An appeal from beyond the grave
Richard Beeston
RECoNCILIATIoN: ISLAM, DEMoCRACY AND THE WEST by Benazir Bhutto Simon & Schuster, £17.99, pp. 328, ISBN 9781847372734 In 1988 I arrived in Pakistan a few hours after the assassination of Zia ulHuq, the military dictator whose aircraft had been blown to pieces by a bomb. In most countries the violent death of a leader, who had dominated politics for more than a decade, would trigger soulsearching, or at the very least a determination to find out who had killed him and why. But within days of the assassination it was clear that there was little appetite to probe the latest chapter in Pakistan’s violent history. Zia was given a state funeral and quickly forgotten by his countrymen. Twenty years after his murder, the circumstances of his death remain a mystery.

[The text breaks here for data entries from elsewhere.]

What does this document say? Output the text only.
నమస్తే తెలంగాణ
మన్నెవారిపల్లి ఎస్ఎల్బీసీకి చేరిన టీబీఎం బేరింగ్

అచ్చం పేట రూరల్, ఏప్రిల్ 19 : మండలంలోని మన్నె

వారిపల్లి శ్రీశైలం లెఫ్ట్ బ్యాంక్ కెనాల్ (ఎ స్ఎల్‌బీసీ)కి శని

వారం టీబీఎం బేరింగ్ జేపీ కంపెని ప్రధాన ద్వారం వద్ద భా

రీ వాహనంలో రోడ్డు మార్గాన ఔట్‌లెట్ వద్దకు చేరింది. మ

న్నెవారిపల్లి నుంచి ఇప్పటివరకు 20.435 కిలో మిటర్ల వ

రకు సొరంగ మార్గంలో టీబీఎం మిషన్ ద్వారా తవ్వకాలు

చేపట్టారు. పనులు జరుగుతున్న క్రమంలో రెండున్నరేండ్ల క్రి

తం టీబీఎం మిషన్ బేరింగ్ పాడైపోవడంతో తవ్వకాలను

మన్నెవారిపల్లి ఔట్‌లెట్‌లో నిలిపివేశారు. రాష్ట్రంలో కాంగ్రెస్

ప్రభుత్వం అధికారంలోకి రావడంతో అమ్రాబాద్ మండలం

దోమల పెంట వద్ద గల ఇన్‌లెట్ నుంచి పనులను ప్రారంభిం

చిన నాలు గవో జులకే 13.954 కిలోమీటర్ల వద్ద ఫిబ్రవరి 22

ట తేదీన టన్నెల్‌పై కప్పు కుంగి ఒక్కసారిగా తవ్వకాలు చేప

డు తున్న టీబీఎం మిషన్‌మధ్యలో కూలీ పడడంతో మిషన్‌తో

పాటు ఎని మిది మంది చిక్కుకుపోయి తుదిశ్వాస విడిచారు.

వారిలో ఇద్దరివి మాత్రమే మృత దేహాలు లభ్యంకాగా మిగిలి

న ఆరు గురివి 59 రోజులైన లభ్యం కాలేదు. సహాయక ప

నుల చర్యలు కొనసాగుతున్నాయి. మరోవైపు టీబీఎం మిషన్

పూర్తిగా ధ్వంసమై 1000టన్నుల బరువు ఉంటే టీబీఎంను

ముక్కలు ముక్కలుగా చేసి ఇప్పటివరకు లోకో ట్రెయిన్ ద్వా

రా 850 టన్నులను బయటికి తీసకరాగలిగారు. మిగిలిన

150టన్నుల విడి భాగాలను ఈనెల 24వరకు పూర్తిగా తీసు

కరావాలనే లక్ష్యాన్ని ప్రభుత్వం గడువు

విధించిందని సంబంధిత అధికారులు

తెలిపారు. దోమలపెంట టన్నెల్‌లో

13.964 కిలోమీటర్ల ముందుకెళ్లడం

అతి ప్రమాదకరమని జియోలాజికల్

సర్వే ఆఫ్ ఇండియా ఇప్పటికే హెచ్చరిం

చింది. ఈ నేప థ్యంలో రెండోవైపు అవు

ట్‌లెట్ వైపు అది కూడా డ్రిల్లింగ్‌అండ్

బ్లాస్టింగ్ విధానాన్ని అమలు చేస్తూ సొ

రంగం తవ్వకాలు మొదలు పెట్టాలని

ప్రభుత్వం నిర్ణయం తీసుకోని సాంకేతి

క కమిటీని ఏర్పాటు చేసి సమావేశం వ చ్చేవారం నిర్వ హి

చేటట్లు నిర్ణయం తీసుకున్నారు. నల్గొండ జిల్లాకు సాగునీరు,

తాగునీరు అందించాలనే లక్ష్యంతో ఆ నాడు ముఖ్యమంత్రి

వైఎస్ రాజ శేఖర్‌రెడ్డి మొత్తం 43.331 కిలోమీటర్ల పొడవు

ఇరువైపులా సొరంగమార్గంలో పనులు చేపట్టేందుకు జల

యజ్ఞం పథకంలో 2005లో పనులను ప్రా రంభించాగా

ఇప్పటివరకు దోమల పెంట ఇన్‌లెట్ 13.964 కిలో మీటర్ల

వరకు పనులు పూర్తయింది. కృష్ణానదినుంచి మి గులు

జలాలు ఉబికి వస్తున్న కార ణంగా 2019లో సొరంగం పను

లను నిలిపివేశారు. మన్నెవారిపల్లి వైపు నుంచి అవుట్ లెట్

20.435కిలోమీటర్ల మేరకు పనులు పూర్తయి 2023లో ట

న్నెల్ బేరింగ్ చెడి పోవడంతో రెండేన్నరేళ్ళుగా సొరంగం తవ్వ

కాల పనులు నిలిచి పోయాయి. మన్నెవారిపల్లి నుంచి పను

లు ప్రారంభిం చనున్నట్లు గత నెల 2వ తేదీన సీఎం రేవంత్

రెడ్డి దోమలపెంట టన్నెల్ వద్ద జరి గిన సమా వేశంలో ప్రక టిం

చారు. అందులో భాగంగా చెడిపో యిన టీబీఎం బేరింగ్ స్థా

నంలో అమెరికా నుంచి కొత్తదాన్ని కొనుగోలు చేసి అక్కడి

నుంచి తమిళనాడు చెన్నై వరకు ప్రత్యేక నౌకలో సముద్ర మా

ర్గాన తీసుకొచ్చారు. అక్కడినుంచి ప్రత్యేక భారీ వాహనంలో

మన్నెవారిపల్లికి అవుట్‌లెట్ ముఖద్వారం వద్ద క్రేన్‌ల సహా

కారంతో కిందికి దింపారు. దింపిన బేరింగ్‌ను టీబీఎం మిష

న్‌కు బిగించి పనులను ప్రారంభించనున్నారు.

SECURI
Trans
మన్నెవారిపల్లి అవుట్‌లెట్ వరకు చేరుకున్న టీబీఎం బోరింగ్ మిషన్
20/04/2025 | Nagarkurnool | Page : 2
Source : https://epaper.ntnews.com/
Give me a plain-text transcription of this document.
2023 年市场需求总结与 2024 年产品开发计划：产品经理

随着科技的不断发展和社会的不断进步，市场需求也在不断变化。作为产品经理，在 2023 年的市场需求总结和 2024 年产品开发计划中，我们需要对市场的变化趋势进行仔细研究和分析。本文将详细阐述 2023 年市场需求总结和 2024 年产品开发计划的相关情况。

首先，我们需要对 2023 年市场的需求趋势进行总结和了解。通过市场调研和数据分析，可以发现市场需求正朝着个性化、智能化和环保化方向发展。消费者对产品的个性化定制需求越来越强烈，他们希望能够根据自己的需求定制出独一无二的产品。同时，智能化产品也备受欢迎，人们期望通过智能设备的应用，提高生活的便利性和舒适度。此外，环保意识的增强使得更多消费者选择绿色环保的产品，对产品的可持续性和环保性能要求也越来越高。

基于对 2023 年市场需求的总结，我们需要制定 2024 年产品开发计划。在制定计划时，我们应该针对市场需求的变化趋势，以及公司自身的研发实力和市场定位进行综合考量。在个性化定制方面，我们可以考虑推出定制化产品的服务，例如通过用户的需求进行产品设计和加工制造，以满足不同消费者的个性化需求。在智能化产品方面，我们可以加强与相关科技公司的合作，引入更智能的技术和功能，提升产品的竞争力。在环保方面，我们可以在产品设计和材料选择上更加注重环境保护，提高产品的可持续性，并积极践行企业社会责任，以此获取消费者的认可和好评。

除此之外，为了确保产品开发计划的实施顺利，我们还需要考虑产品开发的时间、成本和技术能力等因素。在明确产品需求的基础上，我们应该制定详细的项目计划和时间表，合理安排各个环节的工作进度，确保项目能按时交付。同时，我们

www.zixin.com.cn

The same fate could have befallen Benazir Bhutto, when assassins attacked her armoured car in the city of Rawalpindi on 27 January during the closing days of her election campaign. Footage seemed to show that she was shot by a gunman, but official investigators insisted that she died of head injuries caused by the impact of an explosion against her armoured car. When Scotland Yard detectives were called to investigate, the crime scene had been scrubbed clean, the body buried and the list of suspects was growing. To date, President Pervez Musharraf, Pakistan’s shadowy intelligence services, Baitullah Mahsud, the country’s top militant warlord, and even Hamza bin Laden, son of Osama, have all been accused of involvement.
The story might have ended there, had Bhutto not penned this book before her death. It not only reveals who she believes was out to kill her, but also sets out how she would have led the country as prime minister, had she survived to take part in elections that she would certainly have won earlier this year.
On the first point, Reconciliation: Islam, Democracy and the West will make uncomfortable reading for anyone, like America and Britain, who has supported President Musharraf, in the belief that he may be a dictator but he is the West’s best ally in the struggle against militant Islam in Pakistan.
According to Bhutto, there were certainly plots by al-Qa’eda terrorists to kill her but also strong suspicions that the Pakistani authorities colluded with them. Her argument is based on the failed assassination attempt against her made on 18 October last year in Karachi, where 139 people were killed. Before the attack on her homecoming procession through the city, street lights were mysteriously switched off. Pakistani security forces prevented her from using sophisticated electronic defences against car bombs. The most damning evidence is that none of the investigators ever questioned her about the attack.
‘In Pakistan things are almost never as they seem. There are always circles within circles, rarely straight lines. This was meant to look like the work of al-Qa’eda and the Taleban, and I do not doubt that they were involved. But the sophistication of the plan . . . suggested a larger conspiracy,’ she wrote. ‘Elements from within the Pakisani intelligence services had actually created the Taleban in the 1980s and certain elements sympathised with al-Qa’eda ideologically and theologically. Some had recruited or worked with it. I had identified those I suspected in my letter to the general before my return.’ Bhutto uses the incident as part of the central argument of her book, that democracy and Islam are not incompatible, that it is in the West’s interests to promote a democratic Pakistan and that the contest between Islam and the West does not need to become a clash of civilisations.
Some of the argument, particularly when she strays into the Middle East, is a little thin on detail but her central thesis is made with passion and conviction. At times it reads like an open appeal to the White House and Downing Street not to ditch democracy in Pakistan in favour of more military rule.
We will never know what sort of leader Bhutto would have made had she lived to become Pakistan’s prime minister again. But it would be good to listen to her final appeal from beyond the grave.